Importance of Variation
- Mean vs. Variation:
- Mean is important, but not the only metric.
- Example: Bank line wait times.
- Bank 1: Managed queue, all waited 6 minutes.
- Bank 2: Typical line, waits were 4, 7, 7 minutes.
- Bank 3: Choose line, waits were 1, 3, 14 minutes.
- All have the same mean (6), but different spread.
Measuring Variation
-
Range:
- Definition: Difference between max and min values.

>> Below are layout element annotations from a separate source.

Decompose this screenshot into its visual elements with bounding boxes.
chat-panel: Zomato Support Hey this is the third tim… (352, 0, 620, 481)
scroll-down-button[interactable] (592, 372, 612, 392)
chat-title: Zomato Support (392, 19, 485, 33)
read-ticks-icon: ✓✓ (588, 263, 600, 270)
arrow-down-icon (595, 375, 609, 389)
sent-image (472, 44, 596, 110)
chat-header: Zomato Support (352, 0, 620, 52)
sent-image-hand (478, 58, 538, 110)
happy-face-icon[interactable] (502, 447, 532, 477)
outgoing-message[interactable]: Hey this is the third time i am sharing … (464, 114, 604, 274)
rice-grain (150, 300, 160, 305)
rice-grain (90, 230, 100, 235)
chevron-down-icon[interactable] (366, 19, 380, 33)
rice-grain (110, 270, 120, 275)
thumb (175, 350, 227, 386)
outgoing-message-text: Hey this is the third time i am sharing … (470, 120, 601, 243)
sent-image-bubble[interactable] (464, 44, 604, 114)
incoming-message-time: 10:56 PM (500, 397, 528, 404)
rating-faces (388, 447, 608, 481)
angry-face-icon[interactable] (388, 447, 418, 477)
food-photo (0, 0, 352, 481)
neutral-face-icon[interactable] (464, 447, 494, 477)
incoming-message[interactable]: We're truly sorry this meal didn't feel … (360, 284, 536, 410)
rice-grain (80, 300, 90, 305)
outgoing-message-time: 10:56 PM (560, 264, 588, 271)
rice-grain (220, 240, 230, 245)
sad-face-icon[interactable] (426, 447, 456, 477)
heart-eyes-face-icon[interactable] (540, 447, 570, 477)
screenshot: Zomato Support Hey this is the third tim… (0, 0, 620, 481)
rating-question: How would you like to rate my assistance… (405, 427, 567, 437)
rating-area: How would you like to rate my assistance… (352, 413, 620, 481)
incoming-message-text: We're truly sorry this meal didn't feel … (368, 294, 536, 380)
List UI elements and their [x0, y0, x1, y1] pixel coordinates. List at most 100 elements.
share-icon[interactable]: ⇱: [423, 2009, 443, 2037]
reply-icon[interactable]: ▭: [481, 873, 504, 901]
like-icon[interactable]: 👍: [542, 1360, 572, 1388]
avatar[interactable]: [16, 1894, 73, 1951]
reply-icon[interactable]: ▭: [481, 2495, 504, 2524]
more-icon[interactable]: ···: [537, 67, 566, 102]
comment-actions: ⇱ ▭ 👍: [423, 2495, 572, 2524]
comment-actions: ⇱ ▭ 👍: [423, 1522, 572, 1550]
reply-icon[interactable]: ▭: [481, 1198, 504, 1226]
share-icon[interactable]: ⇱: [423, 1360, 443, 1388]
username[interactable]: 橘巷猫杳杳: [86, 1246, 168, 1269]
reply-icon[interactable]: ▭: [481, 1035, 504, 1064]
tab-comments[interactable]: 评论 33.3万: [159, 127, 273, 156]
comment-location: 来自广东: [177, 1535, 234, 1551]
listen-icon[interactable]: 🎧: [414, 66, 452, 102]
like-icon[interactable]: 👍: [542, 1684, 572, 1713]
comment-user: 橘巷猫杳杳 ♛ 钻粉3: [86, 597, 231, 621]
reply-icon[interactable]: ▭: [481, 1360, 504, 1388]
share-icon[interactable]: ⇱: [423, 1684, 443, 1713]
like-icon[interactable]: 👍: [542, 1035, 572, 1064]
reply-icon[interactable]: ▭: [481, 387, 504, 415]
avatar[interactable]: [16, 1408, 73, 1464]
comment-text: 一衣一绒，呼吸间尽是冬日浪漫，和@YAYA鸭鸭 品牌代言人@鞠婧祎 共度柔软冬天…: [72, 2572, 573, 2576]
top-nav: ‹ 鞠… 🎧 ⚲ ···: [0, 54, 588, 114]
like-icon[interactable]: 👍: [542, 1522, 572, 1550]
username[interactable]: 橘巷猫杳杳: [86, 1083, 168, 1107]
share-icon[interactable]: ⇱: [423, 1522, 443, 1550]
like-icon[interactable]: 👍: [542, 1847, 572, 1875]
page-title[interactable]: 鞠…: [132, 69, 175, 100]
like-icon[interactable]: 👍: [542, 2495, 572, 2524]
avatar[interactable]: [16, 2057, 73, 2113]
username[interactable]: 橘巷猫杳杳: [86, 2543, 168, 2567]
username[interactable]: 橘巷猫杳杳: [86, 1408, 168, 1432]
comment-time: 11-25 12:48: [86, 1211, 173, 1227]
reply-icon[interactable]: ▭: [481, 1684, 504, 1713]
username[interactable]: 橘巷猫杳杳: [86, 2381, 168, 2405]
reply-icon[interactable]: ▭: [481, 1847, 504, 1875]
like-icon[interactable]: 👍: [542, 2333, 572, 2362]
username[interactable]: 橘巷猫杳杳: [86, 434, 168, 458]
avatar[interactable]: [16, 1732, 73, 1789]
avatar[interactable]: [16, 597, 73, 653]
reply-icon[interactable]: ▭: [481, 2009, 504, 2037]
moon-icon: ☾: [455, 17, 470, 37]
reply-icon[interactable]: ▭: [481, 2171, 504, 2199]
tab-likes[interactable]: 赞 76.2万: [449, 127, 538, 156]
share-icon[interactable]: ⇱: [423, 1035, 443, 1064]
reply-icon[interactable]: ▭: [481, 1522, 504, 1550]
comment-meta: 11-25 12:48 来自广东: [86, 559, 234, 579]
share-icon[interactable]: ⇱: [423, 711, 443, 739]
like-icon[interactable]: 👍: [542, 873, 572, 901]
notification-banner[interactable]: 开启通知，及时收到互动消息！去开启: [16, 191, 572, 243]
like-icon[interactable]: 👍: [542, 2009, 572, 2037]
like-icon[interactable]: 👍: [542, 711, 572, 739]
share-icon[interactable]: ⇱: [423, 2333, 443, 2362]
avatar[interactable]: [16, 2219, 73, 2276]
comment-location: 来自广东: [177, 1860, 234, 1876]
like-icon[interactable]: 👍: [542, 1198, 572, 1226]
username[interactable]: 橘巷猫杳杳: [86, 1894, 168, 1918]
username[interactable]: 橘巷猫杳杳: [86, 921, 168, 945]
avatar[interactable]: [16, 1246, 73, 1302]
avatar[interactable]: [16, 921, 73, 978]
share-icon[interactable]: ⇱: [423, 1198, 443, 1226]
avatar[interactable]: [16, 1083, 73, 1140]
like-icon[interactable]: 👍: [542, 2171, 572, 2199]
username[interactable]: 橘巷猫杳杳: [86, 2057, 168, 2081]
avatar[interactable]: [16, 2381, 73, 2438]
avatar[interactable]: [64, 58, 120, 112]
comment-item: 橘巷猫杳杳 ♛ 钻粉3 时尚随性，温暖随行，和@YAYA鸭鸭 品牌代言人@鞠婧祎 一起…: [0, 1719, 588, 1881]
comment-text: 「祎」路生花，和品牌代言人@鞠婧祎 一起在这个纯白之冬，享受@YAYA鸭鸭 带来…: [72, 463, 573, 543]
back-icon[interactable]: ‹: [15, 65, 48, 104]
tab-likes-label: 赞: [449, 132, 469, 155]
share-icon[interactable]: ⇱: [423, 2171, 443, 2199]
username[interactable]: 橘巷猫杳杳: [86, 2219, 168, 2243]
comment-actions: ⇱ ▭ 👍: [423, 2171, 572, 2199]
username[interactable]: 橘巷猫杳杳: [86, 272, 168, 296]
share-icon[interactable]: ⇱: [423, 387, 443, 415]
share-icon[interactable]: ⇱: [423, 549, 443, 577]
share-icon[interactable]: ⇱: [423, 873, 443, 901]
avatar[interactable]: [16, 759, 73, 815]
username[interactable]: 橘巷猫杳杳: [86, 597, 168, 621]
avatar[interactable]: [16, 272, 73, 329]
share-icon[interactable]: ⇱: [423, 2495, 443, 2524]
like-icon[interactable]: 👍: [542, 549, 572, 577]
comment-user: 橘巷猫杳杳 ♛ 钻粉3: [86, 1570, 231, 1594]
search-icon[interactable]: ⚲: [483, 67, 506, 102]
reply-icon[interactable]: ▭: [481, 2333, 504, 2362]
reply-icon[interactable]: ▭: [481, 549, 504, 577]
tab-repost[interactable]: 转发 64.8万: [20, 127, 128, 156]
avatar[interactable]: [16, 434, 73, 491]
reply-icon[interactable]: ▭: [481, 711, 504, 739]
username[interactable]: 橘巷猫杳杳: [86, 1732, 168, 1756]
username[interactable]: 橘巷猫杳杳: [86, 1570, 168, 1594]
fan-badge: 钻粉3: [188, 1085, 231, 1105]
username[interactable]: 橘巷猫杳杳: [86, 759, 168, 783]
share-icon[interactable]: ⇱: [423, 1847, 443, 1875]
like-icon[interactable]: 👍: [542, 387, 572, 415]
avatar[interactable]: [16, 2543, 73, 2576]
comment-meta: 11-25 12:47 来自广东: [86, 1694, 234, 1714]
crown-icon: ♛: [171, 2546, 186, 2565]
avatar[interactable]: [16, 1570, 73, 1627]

- Pros: Easy to calculate.
- Cons: Only considers two data points, ignores others.
-
Standard Deviation (SD):
- Definition: Average distance from the mean.
- Properties:
- Never negative.
- Zero if all data points are the same.
- Affected by outliers.
- Calculation for Sample (s):
- Formula: ( s = \sqrt{\frac{\sum (x - \bar{x})^2}{n-1}} )
- Example: Calculate SD for data 1, 3, 14.
- Variance is SD squared.
-
Population Standard Deviation (σ):
- Formula: ( \sigma = \sqrt{\frac{\sum (x - \mu)^2}{N}} )
Empirical Rule
- Applies to normally distributed data.
- 68-95-99.7 Rule:
- 68% falls within 1 SD of the mean.
- 95% falls within 2 SDs of the mean.
- 99.7% falls within 3 SDs of the mean.
- Used to determine if data is usual or unusual.
Coefficient of Variation
- Compares SD relative to the mean.
- Formula: ( \frac{s}{\bar{x}} \times 100 %
- Helps compare variability between different datasets.
Conclusion
- Understanding variation is crucial in data analysis.
- Empirical rule and standard deviation provide insights into data spread.
- Coefficient of variation helps compare different data sets effectively.
Homework: Complete 3.3 exercises, due Monday. Explore online resources for further practice.